MyST – Regional Community Model

MyST, My Support Team, formerly known as MIST, began in the Gwent LA borough of Torfaen in 2004. Formed as a multi-agency partnership, at that time following the strategic direction of National Mental health policy, Everybody’s Business and the local CAMHS strategic planning group. Its task was to be innovative and create a local, community based mental health service for children and young people with complex mental health needs who would normally have to live away from their local community in specialist provisions such as residential care, hospital, or secure settings. MIST was initially developed in 2 local authority areas but since 2019, it has evolved into a Regional Partnership Service, covering all the 5 local authority areas which make up the Gwent local authority footprint and the Aneurin Beavan University Health Board.

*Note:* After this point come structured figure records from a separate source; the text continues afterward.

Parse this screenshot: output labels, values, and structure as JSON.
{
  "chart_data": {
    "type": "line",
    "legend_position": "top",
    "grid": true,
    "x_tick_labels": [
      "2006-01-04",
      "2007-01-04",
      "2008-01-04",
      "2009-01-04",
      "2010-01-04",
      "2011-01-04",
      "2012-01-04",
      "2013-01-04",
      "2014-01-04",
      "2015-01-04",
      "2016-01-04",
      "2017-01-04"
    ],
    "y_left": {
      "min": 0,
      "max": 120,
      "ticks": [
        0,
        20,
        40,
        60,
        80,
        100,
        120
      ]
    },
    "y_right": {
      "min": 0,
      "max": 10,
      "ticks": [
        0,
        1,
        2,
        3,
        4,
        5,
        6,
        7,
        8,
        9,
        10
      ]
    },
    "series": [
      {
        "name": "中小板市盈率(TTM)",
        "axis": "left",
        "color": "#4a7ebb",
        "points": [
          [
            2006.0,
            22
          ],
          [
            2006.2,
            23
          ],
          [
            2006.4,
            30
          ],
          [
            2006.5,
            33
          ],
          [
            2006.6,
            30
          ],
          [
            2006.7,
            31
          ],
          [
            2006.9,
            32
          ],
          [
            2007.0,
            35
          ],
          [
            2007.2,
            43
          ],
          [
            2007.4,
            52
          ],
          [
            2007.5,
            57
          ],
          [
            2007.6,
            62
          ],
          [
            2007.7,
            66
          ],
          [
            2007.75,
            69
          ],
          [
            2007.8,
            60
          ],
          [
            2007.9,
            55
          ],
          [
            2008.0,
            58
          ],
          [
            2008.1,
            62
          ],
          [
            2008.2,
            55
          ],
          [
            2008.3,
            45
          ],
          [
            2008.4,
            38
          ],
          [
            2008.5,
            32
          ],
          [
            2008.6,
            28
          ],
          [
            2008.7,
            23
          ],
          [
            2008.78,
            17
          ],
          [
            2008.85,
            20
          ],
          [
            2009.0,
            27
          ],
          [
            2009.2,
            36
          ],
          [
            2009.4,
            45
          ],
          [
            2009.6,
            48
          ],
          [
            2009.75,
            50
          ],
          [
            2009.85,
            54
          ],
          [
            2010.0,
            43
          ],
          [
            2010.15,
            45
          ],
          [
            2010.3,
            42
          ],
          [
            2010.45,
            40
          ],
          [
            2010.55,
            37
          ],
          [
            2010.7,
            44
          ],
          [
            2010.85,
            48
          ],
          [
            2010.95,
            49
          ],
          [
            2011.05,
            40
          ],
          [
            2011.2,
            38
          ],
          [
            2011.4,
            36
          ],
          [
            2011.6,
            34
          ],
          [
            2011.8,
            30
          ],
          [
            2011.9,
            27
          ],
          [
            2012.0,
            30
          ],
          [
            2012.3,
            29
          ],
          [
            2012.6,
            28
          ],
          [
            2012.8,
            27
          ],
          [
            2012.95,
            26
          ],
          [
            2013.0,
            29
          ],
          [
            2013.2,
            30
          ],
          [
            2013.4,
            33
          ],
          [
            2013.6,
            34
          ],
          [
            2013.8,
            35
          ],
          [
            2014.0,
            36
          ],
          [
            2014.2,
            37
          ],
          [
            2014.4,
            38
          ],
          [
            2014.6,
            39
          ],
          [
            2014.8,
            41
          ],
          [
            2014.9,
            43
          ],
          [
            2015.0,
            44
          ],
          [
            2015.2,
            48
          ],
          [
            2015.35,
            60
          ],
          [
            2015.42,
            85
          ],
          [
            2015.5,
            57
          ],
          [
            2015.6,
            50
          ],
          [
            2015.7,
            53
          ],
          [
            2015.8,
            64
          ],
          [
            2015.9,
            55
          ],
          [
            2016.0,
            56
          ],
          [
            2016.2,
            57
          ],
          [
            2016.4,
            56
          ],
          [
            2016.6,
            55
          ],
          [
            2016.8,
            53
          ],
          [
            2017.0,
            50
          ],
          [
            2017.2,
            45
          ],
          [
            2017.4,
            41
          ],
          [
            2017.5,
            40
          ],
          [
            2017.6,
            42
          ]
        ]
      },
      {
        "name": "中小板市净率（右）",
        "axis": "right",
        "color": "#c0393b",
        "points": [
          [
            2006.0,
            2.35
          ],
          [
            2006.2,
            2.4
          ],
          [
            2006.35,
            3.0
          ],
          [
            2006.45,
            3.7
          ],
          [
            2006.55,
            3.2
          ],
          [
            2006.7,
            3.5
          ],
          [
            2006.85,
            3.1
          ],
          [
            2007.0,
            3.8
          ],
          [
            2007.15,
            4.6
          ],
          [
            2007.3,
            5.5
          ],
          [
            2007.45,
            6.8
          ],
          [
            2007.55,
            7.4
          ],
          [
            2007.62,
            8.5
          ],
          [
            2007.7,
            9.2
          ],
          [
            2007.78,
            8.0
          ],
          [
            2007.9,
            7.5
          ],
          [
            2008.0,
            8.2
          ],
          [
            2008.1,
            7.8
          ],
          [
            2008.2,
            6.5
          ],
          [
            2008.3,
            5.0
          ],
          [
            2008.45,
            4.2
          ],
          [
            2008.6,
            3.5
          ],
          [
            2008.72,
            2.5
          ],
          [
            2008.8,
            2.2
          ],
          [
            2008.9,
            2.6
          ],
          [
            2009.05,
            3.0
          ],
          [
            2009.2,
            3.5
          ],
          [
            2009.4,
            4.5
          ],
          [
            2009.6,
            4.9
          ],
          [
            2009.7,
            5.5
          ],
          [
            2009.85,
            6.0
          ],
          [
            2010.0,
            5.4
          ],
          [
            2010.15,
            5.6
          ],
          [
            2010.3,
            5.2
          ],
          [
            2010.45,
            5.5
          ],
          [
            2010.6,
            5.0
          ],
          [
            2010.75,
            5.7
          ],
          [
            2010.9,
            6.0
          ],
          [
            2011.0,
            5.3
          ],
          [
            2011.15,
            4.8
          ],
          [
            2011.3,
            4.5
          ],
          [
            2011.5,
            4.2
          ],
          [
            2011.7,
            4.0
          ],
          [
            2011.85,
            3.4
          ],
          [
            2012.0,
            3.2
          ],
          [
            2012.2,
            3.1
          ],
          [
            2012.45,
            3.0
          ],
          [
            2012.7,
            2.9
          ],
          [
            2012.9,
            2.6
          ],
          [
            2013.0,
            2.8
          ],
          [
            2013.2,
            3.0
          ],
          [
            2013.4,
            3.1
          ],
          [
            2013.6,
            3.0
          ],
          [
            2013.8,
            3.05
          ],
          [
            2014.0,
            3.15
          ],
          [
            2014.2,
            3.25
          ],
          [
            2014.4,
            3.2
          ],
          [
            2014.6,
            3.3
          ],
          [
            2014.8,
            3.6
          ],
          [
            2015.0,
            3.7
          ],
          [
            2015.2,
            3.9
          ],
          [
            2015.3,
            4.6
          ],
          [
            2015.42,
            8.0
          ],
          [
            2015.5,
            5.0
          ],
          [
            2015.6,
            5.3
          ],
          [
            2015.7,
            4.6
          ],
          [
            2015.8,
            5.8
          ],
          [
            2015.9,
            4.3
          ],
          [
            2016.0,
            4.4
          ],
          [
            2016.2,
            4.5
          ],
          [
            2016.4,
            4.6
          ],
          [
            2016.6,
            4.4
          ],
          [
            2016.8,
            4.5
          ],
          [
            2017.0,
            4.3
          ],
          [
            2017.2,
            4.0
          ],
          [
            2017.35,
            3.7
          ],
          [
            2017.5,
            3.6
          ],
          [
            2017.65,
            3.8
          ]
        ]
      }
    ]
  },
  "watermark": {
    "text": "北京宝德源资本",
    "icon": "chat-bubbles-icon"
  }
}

MyST continues to be at its core, a value based, relational model of community care, co-creating enabling environments that promote inclusion, involvement, a sense of belonging and agency, a culture of enquiry, openness, and a quality of safety for all.

MyST Model

MyST is an intensive mental health service for children, young people and their carers/families involved in children’s social care. Predominately, but not exclusively, our young people are looked after by their local authority area or have extensive involvement from children’s social care, which is aiming to try to prevent an escalation in their care pathways or to prevent a breakdown in their family. We care for young people from the age of 4 up to 16 at the time that they become involved with our service, and we can continue up to the age of 18, often providing continuity of relationships and care over the longer term.

Our young people have been identified as having complex mental health needs, that span all the domains of their lives, such as:

  • Instability in core attachments and as such their stability is affected in their home lives, in their school/education, in their family relationships and friendships.
  • Difficulties in Education and learning, with exclusion and disengagement from these opportunities present.
  • Troubling and harmful behaviours to self, others or both, with a frequency and severity that makes stability and security of attachment relationships hard to achieve.
  • Significant developmental difficulties arising from their experiences of trauma.